Prophet Inequalities: Competing with the Top $\ell$ Items is Easy

We explore a prophet inequality problem, where the values of a sequence of items are drawn i.i.d. from some distribution, and an online decision maker must select one item irrevocably. We establish that $\mathrm{CR}_{\ell}$ the worst-case competitive ratio between the expected optimal performance of an online decision maker compared to that of a prophet who uses the average of the top $\ell$ items is exactly the solution to an integral equation. This quantity $\mathrm{CR}_{\ell}$ is larger than $1-e^{-\ell}$. This implies that the bound converges exponentially fast to $1$ as $\ell$ grows.
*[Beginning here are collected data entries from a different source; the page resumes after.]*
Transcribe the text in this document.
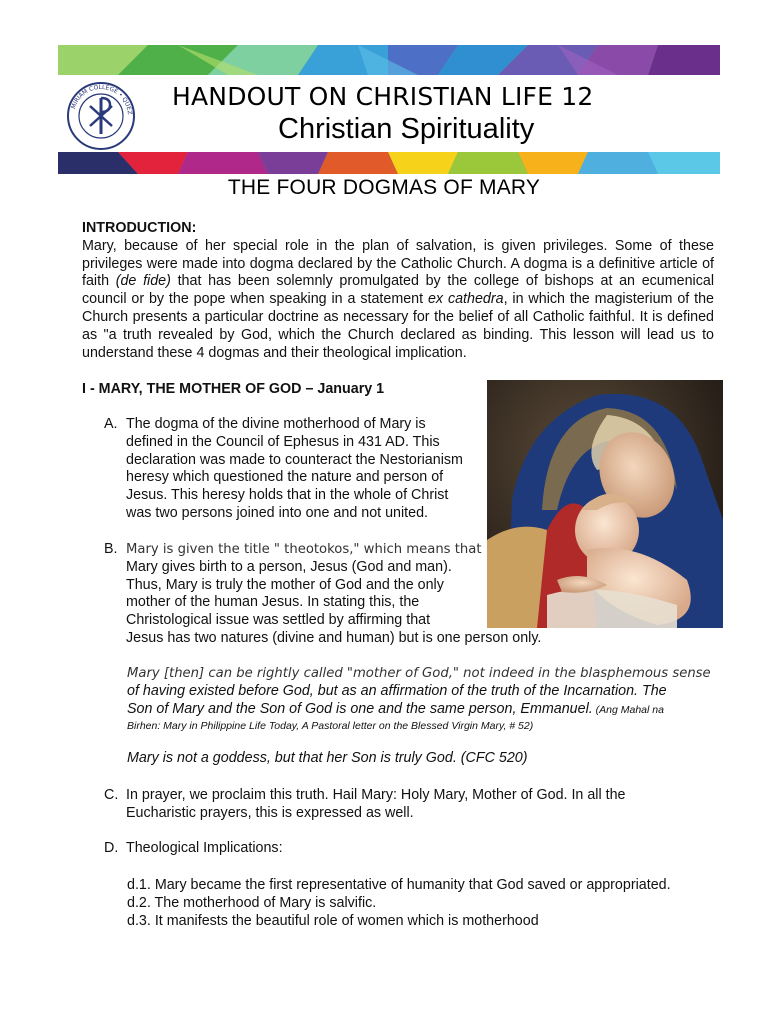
MIRIAM COLLEGE • QUEZ
HANDOUT ON CHRISTIAN LIFE 12
Christian Spirituality
THE FOUR DOGMAS OF MARY
INTRODUCTION:

Mary, because of her special role in the plan of salvation, is given privileges. Some of these privileges were made into dogma declared by the Catholic Church. A dogma is a definitive article of faith (de fide) that has been solemnly promulgated by the college of bishops at an ecumenical council or by the pope when speaking in a statement ex cathedra, in which the magisterium of the Church presents a particular doctrine as necessary for the belief of all Catholic faithful. It is defined as "a truth revealed by God, which the Church declared as binding. This lesson will lead us to understand these 4 dogmas and their theological implication.

I - MARY, THE MOTHER OF GOD – January 1
A. The dogma of the divine motherhood of Mary is
defined in the Council of Ephesus in 431 AD. This
declaration was made to counteract the Nestorianism
heresy which questioned the nature and person of
Jesus. This heresy holds that in the whole of Christ
was two persons joined into one and not united.
B. Mary is given the title " theotokos," which means that
Mary gives birth to a person, Jesus (God and man).
Thus, Mary is truly the mother of God and the only
mother of the human Jesus. In stating this, the
Christological issue was settled by affirming that
Jesus has two natures (divine and human) but is one person only.
Mary [then] can be rightly called "mother of God," not indeed in the blasphemous sense
of having existed before God, but as an affirmation of the truth of the Incarnation. The
Son of Mary and the Son of God is one and the same person, Emmanuel. (Ang Mahal na
Birhen: Mary in Philippine Life Today, A Pastoral letter on the Blessed Virgin Mary, # 52)
Mary is not a goddess, but that her Son is truly God. (CFC 520)
C. In prayer, we proclaim this truth. Hail Mary: Holy Mary, Mother of God. In all the
Eucharistic prayers, this is expressed as well.
D. Theological Implications:
d.1. Mary became the first representative of humanity that God saved or appropriated.
d.2. The motherhood of Mary is salvific.
d.3. It manifests the beautiful role of women which is motherhood
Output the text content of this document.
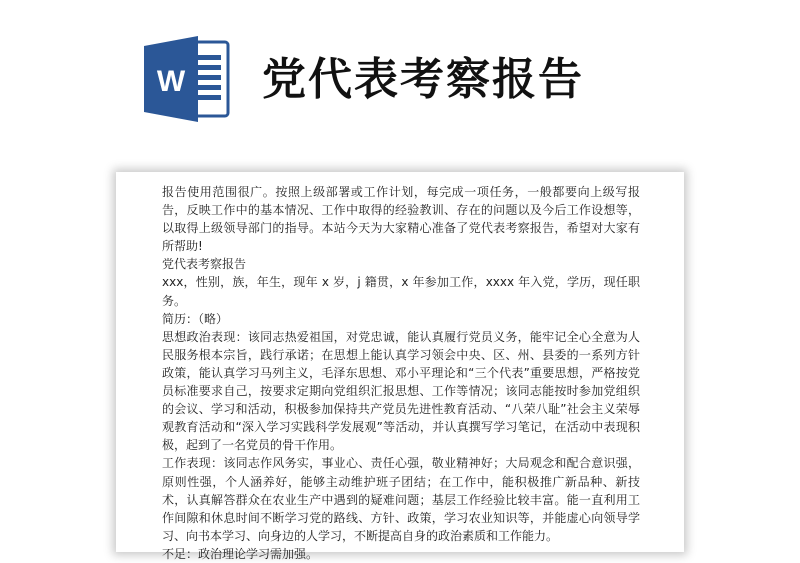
W 党代表考察报告

报告使用范围很广。按照上级部署或工作计划，每完成一项任务，一般都要向上级写报告，反映工作中的基本情况、工作中取得的经验教训、存在的问题以及今后工作设想等，以取得上级领导部门的指导。本站今天为大家精心准备了党代表考察报告，希望对大家有所帮助!

党代表考察报告

xxx，性别，族，年生，现年 x 岁，j 籍贯，x 年参加工作，xxxx 年入党，学历，现任职务。

简历：（略）

思想政治表现：该同志热爱祖国，对党忠诚，能认真履行党员义务，能牢记全心全意为人民服务根本宗旨，践行承诺；在思想上能认真学习领会中央、区、州、县委的一系列方针政策，能认真学习马列主义，毛泽东思想、邓小平理论和“三个代表”重要思想，严格按党员标准要求自己，按要求定期向党组织汇报思想、工作等情况；该同志能按时参加党组织的会议、学习和活动，积极参加保持共产党员先进性教育活动、“八荣八耻”社会主义荣辱观教育活动和“深入学习实践科学发展观”等活动，并认真撰写学习笔记，在活动中表现积极，起到了一名党员的骨干作用。

工作表现：该同志作风务实，事业心、责任心强，敬业精神好；大局观念和配合意识强，原则性强，个人涵养好，能够主动维护班子团结；在工作中，能积极推广新品种、新技术，认真解答群众在农业生产中遇到的疑难问题；基层工作经验比较丰富。能一直利用工作间隙和休息时间不断学习党的路线、方针、政策，学习农业知识等，并能虚心向领导学习、向书本学习、向身边的人学习，不断提高自身的政治素质和工作能力。

不足：政治理论学习需加强。
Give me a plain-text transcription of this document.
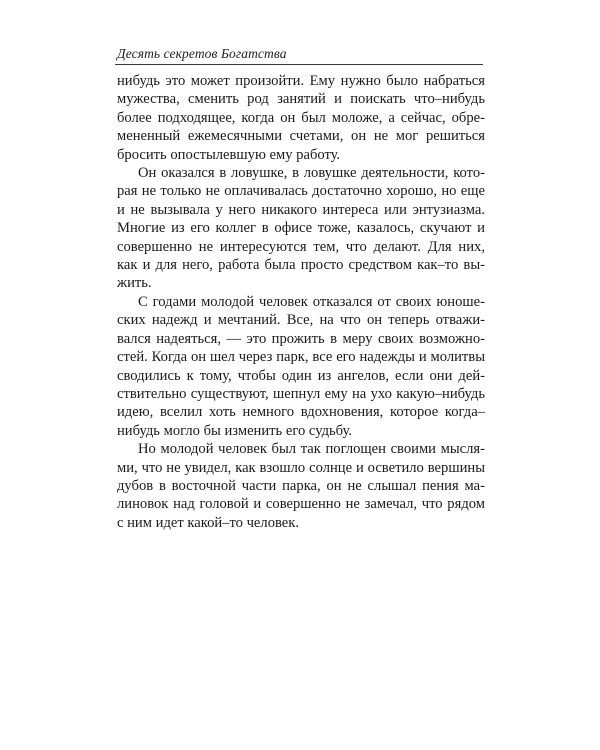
Десять секретов Богатства
нибудь это может произойти. Ему нужно было набраться
мужества, сменить род занятий и поискать что–нибудь
более подходящее, когда он был моложе, а сейчас, обре-
мененный ежемесячными счетами, он не мог решиться
бросить опостылевшую ему работу.
Он оказался в ловушке, в ловушке деятельности, кото-
рая не только не оплачивалась достаточно хорошо, но еще
и не вызывала у него никакого интереса или энтузиазма.
Многие из его коллег в офисе тоже, казалось, скучают и
совершенно не интересуются тем, что делают. Для них,
как и для него, работа была просто средством как–то вы-
жить.
С годами молодой человек отказался от своих юноше-
ских надежд и мечтаний. Все, на что он теперь отважи-
вался надеяться, — это прожить в меру своих возможно-
стей. Когда он шел через парк, все его надежды и молитвы
сводились к тому, чтобы один из ангелов, если они дей-
ствительно существуют, шепнул ему на ухо какую–нибудь
идею, вселил хоть немного вдохновения, которое когда–
нибудь могло бы изменить его судьбу.
Но молодой человек был так поглощен своими мысля-
ми, что не увидел, как взошло солнце и осветило вершины
дубов в восточной части парка, он не слышал пения ма-
линовок над головой и совершенно не замечал, что рядом
с ним идет какой–то человек.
In particular for $\ell=2$, $\mathrm{CR}_{2} \approx 0.966$ which is much closer to $1$ than the classical bound of $0.745$ for $\ell=1$. Additionally, we prove asymptotic lower bounds for the competitive ratio of a more general scenario, where the decision maker is permitted to select $k$ items. This subsumes the $k$ multi-unit i.i.d. prophet problem and provides the current best asymptotic guarantees, as well as enables broader understanding in the more general framework. Finally, we prove a tight asymptotic competitive ratio when only static threshold policies are allowed.